I stumbled on some cool artistic transformations involving music and technology lately, and I thought I’d share / document them.
1. “Music Worth Watching.” I stumbled on a series of “animated graphical visualizations” of various songs in classical music. Different shapes represent different instruments, colors represent tones, and spatial orientation shows pitch, among other elements. The result is a really neat visualization; pyramids of sound cascading across the screen, creating a kaleidoscopic of swirling voices. Check out a video of Stravinsky’s Rite of Spring (notes here). Looks like it’s called the Music Animation Project created by a guy named named Stephen Malinowski – and the whole idea started as a hallucination in the 1970s.
2. “Transprose” – Novels transformed into piano music. This project involves assigning words to particular tempos, keys, and tones according to their emotional content (ex. joy, sadness, trust, happiness); The full list of songs is here. It’s a little simple right now, but the idea is so cool, and some of the songs sound pretty neat (my favorite is Heart of Darkness). Time did a short write-up about it: “By picking out emotion-related words and translating those into tempos and keys, two researchers found a way to connect music and literature.” A programmer/artist from NY named Hannah Davis and Saif Mohammad of the Canada’s National Research Council created it.

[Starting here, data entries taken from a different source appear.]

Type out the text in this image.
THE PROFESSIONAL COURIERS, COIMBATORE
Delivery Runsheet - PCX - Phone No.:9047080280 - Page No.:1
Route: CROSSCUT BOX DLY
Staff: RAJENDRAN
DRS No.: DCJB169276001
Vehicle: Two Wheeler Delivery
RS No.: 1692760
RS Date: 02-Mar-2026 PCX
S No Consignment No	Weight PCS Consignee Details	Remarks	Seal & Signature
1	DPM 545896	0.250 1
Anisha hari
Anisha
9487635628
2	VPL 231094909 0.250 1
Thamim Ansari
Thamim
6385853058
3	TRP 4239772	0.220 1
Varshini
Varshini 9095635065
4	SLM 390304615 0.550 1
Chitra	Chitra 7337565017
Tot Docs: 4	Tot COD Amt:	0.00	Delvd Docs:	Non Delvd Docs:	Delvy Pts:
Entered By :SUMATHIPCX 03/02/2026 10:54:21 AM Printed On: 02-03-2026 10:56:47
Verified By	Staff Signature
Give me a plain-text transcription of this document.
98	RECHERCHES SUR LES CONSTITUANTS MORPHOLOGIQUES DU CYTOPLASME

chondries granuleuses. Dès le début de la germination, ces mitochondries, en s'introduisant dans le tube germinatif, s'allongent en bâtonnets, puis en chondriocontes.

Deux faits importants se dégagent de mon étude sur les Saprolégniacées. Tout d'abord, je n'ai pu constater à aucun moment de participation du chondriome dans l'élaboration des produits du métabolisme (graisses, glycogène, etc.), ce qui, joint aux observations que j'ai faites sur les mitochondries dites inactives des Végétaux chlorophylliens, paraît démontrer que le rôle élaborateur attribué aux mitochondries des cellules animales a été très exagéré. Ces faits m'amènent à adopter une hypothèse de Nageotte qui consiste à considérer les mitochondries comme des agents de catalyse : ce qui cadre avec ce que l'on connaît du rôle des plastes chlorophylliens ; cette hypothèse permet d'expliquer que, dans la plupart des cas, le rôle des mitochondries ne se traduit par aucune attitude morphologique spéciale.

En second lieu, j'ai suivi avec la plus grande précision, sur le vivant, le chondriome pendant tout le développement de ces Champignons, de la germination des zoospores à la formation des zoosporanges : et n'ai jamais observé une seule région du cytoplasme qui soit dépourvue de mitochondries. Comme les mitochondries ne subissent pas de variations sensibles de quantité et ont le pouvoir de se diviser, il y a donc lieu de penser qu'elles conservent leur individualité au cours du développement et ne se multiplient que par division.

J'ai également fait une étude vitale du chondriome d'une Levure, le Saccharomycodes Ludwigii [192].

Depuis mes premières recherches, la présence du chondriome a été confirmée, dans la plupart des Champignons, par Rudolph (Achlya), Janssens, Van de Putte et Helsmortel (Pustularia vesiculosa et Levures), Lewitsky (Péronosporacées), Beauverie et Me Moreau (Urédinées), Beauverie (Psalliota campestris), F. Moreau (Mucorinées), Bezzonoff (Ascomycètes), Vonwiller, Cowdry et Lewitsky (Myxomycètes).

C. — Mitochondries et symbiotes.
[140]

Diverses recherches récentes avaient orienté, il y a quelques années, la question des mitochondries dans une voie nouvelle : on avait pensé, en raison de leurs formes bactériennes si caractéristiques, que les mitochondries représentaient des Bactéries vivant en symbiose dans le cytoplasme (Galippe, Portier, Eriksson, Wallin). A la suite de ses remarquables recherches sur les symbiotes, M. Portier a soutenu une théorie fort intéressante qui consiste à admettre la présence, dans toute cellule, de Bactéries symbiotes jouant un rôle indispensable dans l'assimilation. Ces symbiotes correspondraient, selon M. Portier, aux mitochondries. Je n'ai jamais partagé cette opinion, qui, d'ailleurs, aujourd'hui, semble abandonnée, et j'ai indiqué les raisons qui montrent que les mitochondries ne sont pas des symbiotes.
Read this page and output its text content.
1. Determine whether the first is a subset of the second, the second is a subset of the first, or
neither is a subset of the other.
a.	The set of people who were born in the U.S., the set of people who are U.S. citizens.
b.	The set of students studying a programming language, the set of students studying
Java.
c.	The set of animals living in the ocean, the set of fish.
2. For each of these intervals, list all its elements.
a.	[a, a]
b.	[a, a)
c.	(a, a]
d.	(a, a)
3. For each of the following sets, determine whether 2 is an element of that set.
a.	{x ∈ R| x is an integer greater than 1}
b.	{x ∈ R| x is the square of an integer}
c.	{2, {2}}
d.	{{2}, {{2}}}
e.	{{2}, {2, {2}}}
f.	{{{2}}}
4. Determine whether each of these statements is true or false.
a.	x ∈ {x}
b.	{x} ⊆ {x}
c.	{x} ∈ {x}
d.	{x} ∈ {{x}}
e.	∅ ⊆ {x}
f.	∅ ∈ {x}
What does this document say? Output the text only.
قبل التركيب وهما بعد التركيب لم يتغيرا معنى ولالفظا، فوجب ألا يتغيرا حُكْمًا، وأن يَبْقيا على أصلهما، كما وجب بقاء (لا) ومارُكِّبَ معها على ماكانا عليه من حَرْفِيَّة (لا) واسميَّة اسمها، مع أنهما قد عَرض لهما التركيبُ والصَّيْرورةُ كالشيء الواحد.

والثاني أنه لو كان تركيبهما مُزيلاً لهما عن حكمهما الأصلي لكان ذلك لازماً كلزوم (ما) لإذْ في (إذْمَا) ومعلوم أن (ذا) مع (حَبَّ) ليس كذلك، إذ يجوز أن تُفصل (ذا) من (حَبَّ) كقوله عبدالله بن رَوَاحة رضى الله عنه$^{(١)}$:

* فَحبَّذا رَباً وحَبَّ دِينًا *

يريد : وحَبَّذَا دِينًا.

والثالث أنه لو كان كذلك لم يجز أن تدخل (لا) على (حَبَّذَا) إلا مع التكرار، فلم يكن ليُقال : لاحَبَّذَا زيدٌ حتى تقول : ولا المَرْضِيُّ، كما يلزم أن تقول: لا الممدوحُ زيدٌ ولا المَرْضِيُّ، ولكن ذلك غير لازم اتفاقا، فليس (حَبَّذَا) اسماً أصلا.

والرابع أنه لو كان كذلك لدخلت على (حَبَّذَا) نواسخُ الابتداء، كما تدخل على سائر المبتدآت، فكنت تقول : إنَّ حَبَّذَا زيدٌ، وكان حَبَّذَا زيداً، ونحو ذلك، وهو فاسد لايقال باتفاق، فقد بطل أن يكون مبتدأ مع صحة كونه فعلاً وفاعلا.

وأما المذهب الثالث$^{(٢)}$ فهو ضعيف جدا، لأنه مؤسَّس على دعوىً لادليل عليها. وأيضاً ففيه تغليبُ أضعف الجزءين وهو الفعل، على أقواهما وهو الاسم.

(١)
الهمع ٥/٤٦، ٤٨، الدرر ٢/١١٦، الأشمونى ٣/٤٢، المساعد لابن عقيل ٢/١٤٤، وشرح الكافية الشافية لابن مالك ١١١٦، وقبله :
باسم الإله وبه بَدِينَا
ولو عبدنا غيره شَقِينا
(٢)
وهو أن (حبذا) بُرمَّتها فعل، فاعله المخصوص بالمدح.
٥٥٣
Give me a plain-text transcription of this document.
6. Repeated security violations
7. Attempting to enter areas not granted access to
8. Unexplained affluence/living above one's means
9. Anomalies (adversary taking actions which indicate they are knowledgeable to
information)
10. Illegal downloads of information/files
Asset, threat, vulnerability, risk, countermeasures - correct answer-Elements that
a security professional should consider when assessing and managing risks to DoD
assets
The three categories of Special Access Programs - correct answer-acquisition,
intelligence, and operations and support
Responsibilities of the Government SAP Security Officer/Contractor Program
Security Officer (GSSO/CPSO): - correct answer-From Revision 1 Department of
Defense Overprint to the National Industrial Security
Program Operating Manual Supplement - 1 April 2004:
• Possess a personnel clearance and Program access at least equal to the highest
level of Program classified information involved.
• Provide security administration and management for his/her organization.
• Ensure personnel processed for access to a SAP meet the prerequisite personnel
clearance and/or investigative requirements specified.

3. “Listen to the Sound of Wikipedia.” This project takes real-time activity on the different Wikipedia sites (English, French Punjabi, Wikidata… you choose the ones you want) and generates tones. The result is continuous ambient music. I think this is especially neat because it creates art out of something obviously not intended for art – the big data of Wikipedia edits – How cool is that! Here’s the description: “Bells indicate additions and string plucks indicate subtractions. Pitch changes according to the size of the edit; the larger the edit, the deeper the note. Green circles show edits from unregistered contributors, and purple circles mark edits performed by automated bots.” It was built by Stephen LaPorte and Mahmoud Hashemi and apparently was inspired by a similar idea for Bitcoin.
I think it’s clear that increasingly sophisticated technology is not the bane of aesthetics. Rather, technological innovations magnify the space for artistic expression by unveiling new modes through which art can proliferate. All three of these projects are powered by recent software and involve coding of some kind. All the more reason to learn to program, I think.